Casual Connect 2013: Three Things to Think About When Designing Free-to-Play Games

by Tim Letourneau, CCO, Zynga

·         Summary: Have a long-term creative vision, balance your economy, and emphasize the social element.
·         Michaelangelo’s Sistene Chapel is considered fine art, but we often forget that it was also commercial. The work was commissioned by the church. This is similar to games; it’s both an art and a commercial product.
·         Free-to-play games are like a tv show. There’s no inherent cost to entry or initial investment, so it’s very easy for the audience to leave if they’re not engaged in the first few minutes.
·         There are three important things to think about when designing free-to-play games.
1.     Have a long-term creative vision. The future will be here before you know it, so you must have content planned out at least a year in advance. Don’t be like Happy Days and “jump the shark,” adding in content that don’t fit in well with the pillars of the brand. Create an “onion skin development model,” mapping your game out as a series of concentric circles. The core of the onion is the core of your game and each successive layer are new features that prolong the lifespan of the game. In the case of Farmville 2, the core features were crops, animals, and crafting, and the second layer included the country fair and competitions.

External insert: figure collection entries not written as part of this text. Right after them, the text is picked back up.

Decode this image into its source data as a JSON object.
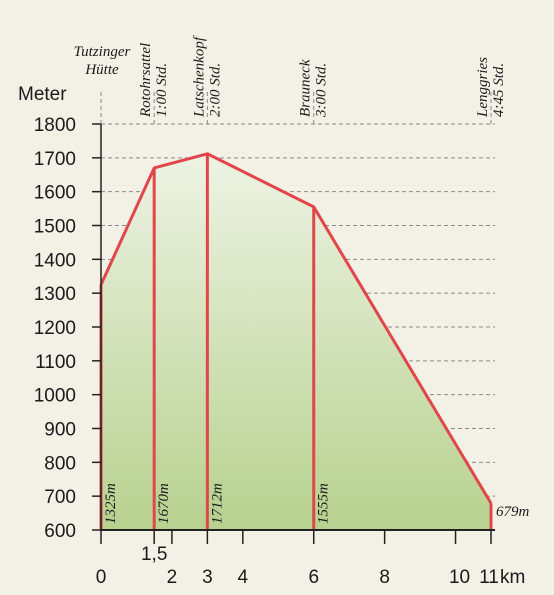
{
  "chart_data": {
    "type": "area",
    "ylabel": "Meter",
    "xlabel": "km",
    "ylim": [
      600,
      1800
    ],
    "xlim": [
      0,
      11
    ],
    "yticks": [
      600,
      700,
      800,
      900,
      1000,
      1100,
      1200,
      1300,
      1400,
      1500,
      1600,
      1700,
      1800
    ],
    "xticks": [
      {
        "value": 0,
        "label": "0"
      },
      {
        "value": 1.5,
        "label": "1,5"
      },
      {
        "value": 2,
        "label": "2"
      },
      {
        "value": 3,
        "label": "3"
      },
      {
        "value": 4,
        "label": "4"
      },
      {
        "value": 6,
        "label": "6"
      },
      {
        "value": 8,
        "label": "8"
      },
      {
        "value": 10,
        "label": "10"
      },
      {
        "value": 11,
        "label": "11"
      }
    ],
    "profile": [
      {
        "x": 0,
        "y": 1325
      },
      {
        "x": 1.5,
        "y": 1670
      },
      {
        "x": 3,
        "y": 1712
      },
      {
        "x": 6,
        "y": 1555
      },
      {
        "x": 11,
        "y": 679
      }
    ],
    "stations": [
      {
        "x": 0,
        "name": "Tutzinger Hütte",
        "time": "",
        "elevation_label": "1325m"
      },
      {
        "x": 1.5,
        "name": "Rotohrsattel",
        "time": "1:00 Std.",
        "elevation_label": "1670m"
      },
      {
        "x": 3,
        "name": "Latschenkopf",
        "time": "2:00 Std.",
        "elevation_label": "1712m"
      },
      {
        "x": 6,
        "name": "Brauneck",
        "time": "3:00 Std.",
        "elevation_label": "1555m"
      },
      {
        "x": 11,
        "name": "Lenggries",
        "time": "4:45 Std.",
        "elevation_label": "679m"
      }
    ],
    "grid": true,
    "colors": {
      "line": "#e0464a",
      "fill_top": "#eef3e4",
      "fill_bottom": "#b7d18f",
      "grid": "#8a8a8a",
      "axis": "#222222"
    }
  }
}
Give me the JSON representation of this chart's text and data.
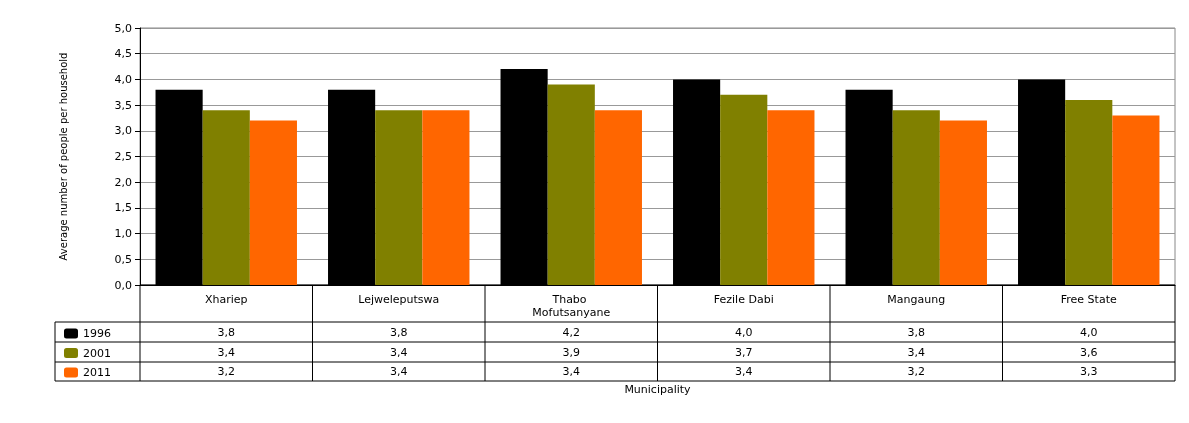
{
  "chart_data": {
    "type": "bar",
    "ylabel": "Average number of people per household",
    "annotations": [
      "Municipality"
    ],
    "categories": [
      "Xhariep",
      "Lejweleputswa",
      "Thabo Mofutsanyane",
      "Fezile Dabi",
      "Mangaung",
      "Free State"
    ],
    "series": [
      {
        "name": "1996",
        "color": "#000000",
        "values": [
          3.8,
          3.8,
          4.2,
          4.0,
          3.8,
          4.0
        ],
        "value_labels": [
          "3,8",
          "3,8",
          "4,2",
          "4,0",
          "3,8",
          "4,0"
        ]
      },
      {
        "name": "2001",
        "color": "#808000",
        "values": [
          3.4,
          3.4,
          3.9,
          3.7,
          3.4,
          3.6
        ],
        "value_labels": [
          "3,4",
          "3,4",
          "3,9",
          "3,7",
          "3,4",
          "3,6"
        ]
      },
      {
        "name": "2011",
        "color": "#ff6600",
        "values": [
          3.2,
          3.4,
          3.4,
          3.4,
          3.2,
          3.3
        ],
        "value_labels": [
          "3,2",
          "3,4",
          "3,4",
          "3,4",
          "3,2",
          "3,3"
        ]
      }
    ],
    "ylim": [
      0,
      5
    ],
    "yticks": [
      {
        "value": 0,
        "label": "0,0"
      },
      {
        "value": 0.5,
        "label": "0,5"
      },
      {
        "value": 1,
        "label": "1,0"
      },
      {
        "value": 1.5,
        "label": "1,5"
      },
      {
        "value": 2,
        "label": "2,0"
      },
      {
        "value": 2.5,
        "label": "2,5"
      },
      {
        "value": 3,
        "label": "3,0"
      },
      {
        "value": 3.5,
        "label": "3,5"
      },
      {
        "value": 4,
        "label": "4,0"
      },
      {
        "value": 4.5,
        "label": "4,5"
      },
      {
        "value": 5,
        "label": "5,0"
      }
    ],
    "grid": "y",
    "legend": "bottom"
  }
}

2.     Balance your economy. Tuning will make you or break you. The economy can’t be too complex for the player or too easy to exploit. Think about sessions per day, session length, virtuous consumption models, compulsion models, and strategy vs. grind vs. luck.
3.     Emphasize social. The common languages for social are awareness, togetherness, commitment, and community. Get people to talk to each other and share your game.